Four kids teamed up with arms locked to crash through the *side* of the mosh pit near the stage of the Masterdome. They were not going after any one, they were attacking the Masterdome itself. Speakers tumbled, still pounding Omar Santana, and security rushed over to rebuild the wall. Even the people in the mosh pit, who revel in violence, had to pause. All the destructive energy in the world was being mindlessly released.
Directly to my right was a party kid getting a lightshow to Hardcore. He was unaware of, or at least unconcerned with, the violence yards away. In another world where glowsticks left long long trails of light behind, the only thing on his tranquil mind was "Thank You."
A youngster in a full on Tigger costume was thinking "No Thank You," as he stumbled in front of me. He had seen quite enough of this Evil-Twin-Masterdome and was rushing outside to hear Paul-E or Huggie or anybody spin anything besides very loud, very hard (,very scarey) Hardcore.

 

 

On stage a girl in a snug red top and snugger blue pants was not dancing, but chopping to the beat. She was leaning forward filling an imaginary person with imaginary caps out of her imaginary gun, bouncing on her knees over and over and over 180 times a minute. When the beat would disappear she would stop, look at the DJ, and smile. When the beat came back she would begin to spring again with an angry yet cute and even sexy look that only a hardcore chic can have.
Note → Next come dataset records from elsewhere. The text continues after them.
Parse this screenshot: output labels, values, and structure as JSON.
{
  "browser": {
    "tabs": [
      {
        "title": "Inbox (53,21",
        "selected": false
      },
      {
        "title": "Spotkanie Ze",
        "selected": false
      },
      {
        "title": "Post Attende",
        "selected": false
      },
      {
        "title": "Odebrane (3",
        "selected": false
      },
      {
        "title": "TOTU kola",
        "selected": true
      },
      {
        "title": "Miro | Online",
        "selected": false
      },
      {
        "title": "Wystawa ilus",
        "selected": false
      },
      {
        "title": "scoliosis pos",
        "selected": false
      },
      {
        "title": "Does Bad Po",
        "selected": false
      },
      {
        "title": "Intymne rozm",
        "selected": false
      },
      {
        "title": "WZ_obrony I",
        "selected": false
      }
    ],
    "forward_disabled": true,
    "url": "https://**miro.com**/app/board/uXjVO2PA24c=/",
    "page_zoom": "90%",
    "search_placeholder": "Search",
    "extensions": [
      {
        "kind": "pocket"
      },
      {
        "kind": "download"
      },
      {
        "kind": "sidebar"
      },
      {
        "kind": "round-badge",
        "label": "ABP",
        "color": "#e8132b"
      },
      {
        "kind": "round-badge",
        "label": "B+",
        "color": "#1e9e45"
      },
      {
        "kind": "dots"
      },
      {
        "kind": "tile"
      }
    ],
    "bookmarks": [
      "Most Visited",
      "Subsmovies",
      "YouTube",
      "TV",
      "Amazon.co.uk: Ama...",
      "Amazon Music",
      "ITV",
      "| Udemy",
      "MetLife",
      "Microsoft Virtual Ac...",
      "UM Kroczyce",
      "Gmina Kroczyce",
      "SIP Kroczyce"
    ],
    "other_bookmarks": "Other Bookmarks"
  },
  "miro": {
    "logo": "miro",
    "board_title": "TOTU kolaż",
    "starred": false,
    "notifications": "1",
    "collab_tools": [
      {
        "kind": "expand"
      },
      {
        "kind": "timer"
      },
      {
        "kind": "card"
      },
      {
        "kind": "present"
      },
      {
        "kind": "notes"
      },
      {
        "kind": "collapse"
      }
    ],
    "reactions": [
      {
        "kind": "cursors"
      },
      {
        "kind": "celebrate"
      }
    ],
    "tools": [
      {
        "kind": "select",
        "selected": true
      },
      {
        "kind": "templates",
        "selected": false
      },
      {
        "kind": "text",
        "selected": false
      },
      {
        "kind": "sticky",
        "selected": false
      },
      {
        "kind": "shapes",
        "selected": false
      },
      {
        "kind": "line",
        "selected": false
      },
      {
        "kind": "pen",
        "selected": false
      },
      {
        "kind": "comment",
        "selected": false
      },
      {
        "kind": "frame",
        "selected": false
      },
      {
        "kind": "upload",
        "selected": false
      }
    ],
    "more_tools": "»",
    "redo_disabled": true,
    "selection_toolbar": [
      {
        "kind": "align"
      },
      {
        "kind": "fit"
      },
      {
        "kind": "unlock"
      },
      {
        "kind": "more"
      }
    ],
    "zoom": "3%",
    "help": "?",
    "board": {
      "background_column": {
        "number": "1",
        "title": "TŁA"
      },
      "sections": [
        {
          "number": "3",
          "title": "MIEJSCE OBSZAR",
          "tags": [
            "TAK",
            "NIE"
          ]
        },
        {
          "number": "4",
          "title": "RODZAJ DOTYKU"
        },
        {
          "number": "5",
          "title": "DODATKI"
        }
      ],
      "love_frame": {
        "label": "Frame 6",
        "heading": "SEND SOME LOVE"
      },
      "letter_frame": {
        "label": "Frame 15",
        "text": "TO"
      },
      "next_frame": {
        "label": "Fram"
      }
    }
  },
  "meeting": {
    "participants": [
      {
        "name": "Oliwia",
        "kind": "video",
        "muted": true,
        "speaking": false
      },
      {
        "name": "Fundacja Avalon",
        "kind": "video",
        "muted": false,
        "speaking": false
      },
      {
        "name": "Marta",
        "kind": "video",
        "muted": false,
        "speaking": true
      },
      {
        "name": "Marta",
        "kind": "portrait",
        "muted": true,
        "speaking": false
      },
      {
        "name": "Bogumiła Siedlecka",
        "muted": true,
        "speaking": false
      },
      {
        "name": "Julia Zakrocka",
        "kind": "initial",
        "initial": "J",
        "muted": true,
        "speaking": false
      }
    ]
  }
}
Straight across, past the floor, were bleachers filled with spectators. Some were in their own world, while some were just a safer distance from the chaos on the floor. No smashing or crunching, just lounging and loving. But who cares about them?
At 2 o'clock (2am, and in front of me to the right) I saw Kande Kids, yes Kande Kids, doing the "McDance" to Hardcore, yes Hardcore, under green laser letters that said "HURT SOMEONE." That might not be exactly what it said, it might have said "H2OH RECORDINGS," but from the way most people were behaving, you would think they were following "HURT SOMEONE" instructions. The Kande Kids, on the other glove, were just acting like Kande Kids. Skipping and turning 90 degrees, they showed up to the Masterdome expecting to McDance to Trance, but they got so much more.